The Fifth Circuit Court of Appeals remanded an energy pricing dispute between Chapter 15 debtor Just Energy Group Inc. and Texas regulators back to the bankruptcy court there, saying the lower court should have abstained from handling the fight in favor of a local state court.
In its Thursday opinion, a three-judge panel said the bankruptcy court should have left the dispute between Just Energy and the Electric Reliability Council of Texas to a local court in the Lone Star State under the Burford doctrine, which requires abstention when an issue concerns a state's regulatory interests.
Just Energy commenced an adversary action in its Chapter 15 case against ERCOT over $335 million in invoices charged to the retail supplier during a February 2021 winter storm that crippled Texas' electricity grid for more than a week, seeking refunds for the amounts paid by the debtor.
"Only one court is permitted to answer Just Energy's $335-million-dollar question: Travis County district court," the Fifth Circuit said in its opinion.
"Texas's legal scheme explicitly addresses the question Just Energy seeks to have answered. So, for this court to inject itself into the matter would be exactly the type of interference Burford abstention exists to avoid," the opinion said. "Because the answer central to Just Energy's claims can only be found in a specific state forum, this last factor weighs in favor of abstention."

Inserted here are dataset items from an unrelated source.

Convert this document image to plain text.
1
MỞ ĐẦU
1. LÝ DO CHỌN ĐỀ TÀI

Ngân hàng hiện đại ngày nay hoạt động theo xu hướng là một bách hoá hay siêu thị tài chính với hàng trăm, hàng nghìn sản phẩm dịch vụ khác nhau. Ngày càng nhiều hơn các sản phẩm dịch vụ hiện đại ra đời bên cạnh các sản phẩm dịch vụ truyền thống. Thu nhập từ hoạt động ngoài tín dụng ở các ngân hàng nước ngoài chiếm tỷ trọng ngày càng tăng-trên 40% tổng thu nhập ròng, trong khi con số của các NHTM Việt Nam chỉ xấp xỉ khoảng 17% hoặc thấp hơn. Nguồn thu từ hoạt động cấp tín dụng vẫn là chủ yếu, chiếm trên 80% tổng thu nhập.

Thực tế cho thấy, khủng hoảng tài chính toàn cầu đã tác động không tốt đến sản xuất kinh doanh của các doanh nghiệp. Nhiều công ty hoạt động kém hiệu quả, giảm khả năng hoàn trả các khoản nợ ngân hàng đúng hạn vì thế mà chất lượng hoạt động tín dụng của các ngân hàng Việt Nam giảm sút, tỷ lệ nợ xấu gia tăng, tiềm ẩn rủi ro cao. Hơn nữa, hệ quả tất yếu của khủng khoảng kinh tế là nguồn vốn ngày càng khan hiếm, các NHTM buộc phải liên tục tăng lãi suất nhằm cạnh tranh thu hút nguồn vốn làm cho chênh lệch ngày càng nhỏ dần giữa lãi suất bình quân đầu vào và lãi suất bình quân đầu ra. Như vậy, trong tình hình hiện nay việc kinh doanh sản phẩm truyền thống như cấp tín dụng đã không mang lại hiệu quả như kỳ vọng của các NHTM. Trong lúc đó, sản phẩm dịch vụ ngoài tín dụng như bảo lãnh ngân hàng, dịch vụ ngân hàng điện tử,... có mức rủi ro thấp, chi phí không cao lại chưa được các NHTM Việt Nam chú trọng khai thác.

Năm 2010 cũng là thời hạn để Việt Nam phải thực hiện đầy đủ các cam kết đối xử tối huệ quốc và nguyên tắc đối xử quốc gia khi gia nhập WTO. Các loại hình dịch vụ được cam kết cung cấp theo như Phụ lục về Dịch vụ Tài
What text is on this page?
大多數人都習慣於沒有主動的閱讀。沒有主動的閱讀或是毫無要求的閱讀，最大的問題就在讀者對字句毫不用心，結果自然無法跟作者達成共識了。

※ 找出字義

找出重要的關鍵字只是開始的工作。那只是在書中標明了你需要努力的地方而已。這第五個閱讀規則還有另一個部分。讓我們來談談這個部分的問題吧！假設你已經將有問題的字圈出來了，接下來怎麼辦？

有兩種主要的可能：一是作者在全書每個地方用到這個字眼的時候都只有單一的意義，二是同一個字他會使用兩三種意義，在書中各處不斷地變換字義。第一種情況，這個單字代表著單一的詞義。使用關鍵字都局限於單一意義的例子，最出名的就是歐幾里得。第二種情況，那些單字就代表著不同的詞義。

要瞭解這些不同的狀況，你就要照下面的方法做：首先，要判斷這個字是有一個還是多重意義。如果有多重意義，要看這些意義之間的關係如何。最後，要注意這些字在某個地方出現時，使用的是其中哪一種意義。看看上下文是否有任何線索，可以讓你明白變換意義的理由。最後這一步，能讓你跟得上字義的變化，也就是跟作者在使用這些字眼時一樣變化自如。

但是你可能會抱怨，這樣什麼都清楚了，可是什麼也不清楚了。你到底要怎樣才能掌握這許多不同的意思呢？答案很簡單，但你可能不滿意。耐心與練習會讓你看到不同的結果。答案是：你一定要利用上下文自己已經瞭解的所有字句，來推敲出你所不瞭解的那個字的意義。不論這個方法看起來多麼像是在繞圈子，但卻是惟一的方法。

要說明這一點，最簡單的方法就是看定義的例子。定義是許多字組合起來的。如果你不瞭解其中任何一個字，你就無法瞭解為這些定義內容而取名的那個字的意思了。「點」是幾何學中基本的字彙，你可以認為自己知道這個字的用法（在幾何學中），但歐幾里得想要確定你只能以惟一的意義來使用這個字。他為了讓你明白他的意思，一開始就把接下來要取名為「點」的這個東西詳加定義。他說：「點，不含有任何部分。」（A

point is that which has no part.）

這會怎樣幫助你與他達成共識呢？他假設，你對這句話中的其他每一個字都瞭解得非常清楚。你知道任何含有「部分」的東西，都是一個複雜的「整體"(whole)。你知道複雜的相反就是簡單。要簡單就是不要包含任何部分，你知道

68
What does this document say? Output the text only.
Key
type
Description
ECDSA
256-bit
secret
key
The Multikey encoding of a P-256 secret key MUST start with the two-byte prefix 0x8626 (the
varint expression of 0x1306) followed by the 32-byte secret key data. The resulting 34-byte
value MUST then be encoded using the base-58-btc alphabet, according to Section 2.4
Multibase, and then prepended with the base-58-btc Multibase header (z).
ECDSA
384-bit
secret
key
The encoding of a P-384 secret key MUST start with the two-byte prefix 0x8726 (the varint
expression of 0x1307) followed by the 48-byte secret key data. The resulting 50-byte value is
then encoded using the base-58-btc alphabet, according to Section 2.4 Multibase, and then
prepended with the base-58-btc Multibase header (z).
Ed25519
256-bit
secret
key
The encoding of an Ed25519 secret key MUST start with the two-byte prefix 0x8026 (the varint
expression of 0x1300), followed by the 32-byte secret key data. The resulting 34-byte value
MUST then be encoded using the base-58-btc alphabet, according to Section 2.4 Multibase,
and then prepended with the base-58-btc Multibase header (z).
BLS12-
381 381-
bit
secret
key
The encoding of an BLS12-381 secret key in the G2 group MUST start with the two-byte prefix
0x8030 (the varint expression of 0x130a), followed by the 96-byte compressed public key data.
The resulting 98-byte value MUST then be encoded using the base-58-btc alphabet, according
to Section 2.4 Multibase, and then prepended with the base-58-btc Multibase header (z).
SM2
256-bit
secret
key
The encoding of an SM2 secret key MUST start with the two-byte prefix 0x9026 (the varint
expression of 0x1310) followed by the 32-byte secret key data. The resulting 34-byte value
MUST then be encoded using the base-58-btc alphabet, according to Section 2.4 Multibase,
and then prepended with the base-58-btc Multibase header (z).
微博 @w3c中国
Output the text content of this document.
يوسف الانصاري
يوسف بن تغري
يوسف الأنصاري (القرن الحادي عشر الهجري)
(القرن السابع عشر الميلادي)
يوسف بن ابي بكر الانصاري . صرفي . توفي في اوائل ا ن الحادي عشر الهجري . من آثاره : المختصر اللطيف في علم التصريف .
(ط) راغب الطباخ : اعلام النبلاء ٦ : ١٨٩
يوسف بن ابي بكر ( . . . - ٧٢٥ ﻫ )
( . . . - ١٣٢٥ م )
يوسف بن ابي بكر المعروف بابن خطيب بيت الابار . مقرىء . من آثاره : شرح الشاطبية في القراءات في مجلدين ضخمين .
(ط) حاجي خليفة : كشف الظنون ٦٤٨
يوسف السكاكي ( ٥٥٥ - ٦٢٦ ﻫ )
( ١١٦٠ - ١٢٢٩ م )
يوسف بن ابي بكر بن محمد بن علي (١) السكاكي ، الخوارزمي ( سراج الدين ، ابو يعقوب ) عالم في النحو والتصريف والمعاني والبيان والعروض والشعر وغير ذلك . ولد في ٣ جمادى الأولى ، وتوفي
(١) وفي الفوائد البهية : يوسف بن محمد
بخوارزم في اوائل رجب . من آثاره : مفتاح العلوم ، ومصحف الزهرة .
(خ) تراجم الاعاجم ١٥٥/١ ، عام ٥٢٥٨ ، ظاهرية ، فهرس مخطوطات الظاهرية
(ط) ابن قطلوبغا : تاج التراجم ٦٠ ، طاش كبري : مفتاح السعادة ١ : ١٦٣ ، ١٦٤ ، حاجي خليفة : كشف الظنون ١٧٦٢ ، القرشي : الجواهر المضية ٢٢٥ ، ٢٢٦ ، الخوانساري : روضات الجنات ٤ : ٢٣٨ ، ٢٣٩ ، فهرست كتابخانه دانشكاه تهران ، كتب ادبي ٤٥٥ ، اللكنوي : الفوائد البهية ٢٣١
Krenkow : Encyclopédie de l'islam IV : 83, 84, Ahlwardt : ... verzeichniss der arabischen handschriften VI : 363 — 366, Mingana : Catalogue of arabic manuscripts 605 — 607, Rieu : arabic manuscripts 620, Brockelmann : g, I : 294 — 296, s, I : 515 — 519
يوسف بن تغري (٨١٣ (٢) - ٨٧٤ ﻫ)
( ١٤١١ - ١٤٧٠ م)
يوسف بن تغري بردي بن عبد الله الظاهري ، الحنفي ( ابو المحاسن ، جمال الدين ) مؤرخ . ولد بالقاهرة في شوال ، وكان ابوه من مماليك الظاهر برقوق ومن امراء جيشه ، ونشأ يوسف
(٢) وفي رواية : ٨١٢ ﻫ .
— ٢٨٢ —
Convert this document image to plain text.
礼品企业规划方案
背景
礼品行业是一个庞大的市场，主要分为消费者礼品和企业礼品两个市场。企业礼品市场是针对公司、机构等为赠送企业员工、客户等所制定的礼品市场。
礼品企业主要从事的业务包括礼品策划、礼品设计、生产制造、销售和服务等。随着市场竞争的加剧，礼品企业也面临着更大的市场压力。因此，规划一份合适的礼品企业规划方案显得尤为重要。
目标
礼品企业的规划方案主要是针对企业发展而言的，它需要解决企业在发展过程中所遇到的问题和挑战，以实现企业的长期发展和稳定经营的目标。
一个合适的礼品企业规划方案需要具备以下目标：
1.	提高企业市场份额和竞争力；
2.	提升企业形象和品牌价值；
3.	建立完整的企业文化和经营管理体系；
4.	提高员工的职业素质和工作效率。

The Burford doctrine created a framework under which federal courts can and should abstain from exercising their jurisdiction, the opinion said. The Fifth Circuit said the dispute between Just Energy and ERCOT meets four of the five factors under Burford, including the fact that it involves unsettled state law, the state's interest in the litigation, the state's need for coherent policy in the area, and whether there is a dedicated state forum for adjudication of disputes.
The last factor turned on the fact that ERCOT policies require disputes over invoices to be brought before the regulator before they can be appealed to the Public Utility Commission of Texas and then to the Travis County district court, the opinion said.
Not abstaining from the dispute could disrupt the state's regulatory scheme with respect to power generation and transmission, the panel said, and the questions at issue have great interest to Texas.
The remand order directs the bankruptcy court to determine the appropriate trajectory of the dispute after it abstains from adjudicating it.
Representatives for the parties did not immediately respond late Friday to requests for comment.
Just Energy began insolvency proceedings in Canada in March 2021. It was one of several Texas energy suppliers that filed for bankruptcy protection in the wake of Winter Storm Uri, during which ERCOT implemented orders that increased the price of electricity to the wholesale maximum of $9,000 per megawatt hour.
Once PUCT's directives to max out energy prices were lifted at the end of the storm, ERCOT prices dropped to about $27 per megawatt hour, according to court papers.
Just Energy was granted Chapter 15 recognition of its Canadian proceedings in Texas bankruptcy court by U.S. Bankruptcy Judge Marvin Isgur in April 2021, and in March 2022 it filed an adversary action challenging $274 million in bills from ERCOT, claiming the council's storm pricing violated state laws and its contracts with Just Energy.
The bankruptcy court dismissed some claims from the complaint, but also certified a direct appeal to the Fifth Circuit, acknowledging that many of Just Energy's allegations and its request for relief arguably violate the so-called "filed-rate doctrine," which holds that only regulators can modify rates in electricity tariffs and contracts they've approved and put on file, according to court records.
During oral arguments before the Fifth Circuit in November, Just Energy said it was unable to bring its claims in state court because of its Chapter 15 filing, and that abstention under Burford wasn't permissible in a Chapter 15 case.
U.S. Circuit Judges Leslie H. Southwick, James E. Graves Jr. and Kurt D. Engelhardt sat on the panel for the Fifth Circuit.
ERCOT is represented by Jamil Alibhai and Kevin M. Lippman of Munsch Hardt Kopf & Harr PC, and Wallace B. Jefferson, Nicholas Bacarisse and Rachel A. Ekery of Alexander Dubose & Jefferson LLP.
Just Energy is represented by James C. Tecce, Lindsay M. Weber and John Bash of Quinn Emanuel Urquhart & Sullivan LLP.
The case is Electric Reliability Council of Texas Inc. et al. v. Just Energy LP et al., case number 22-20424, in the U.S. Court of Appeals for the Fifth Circuit.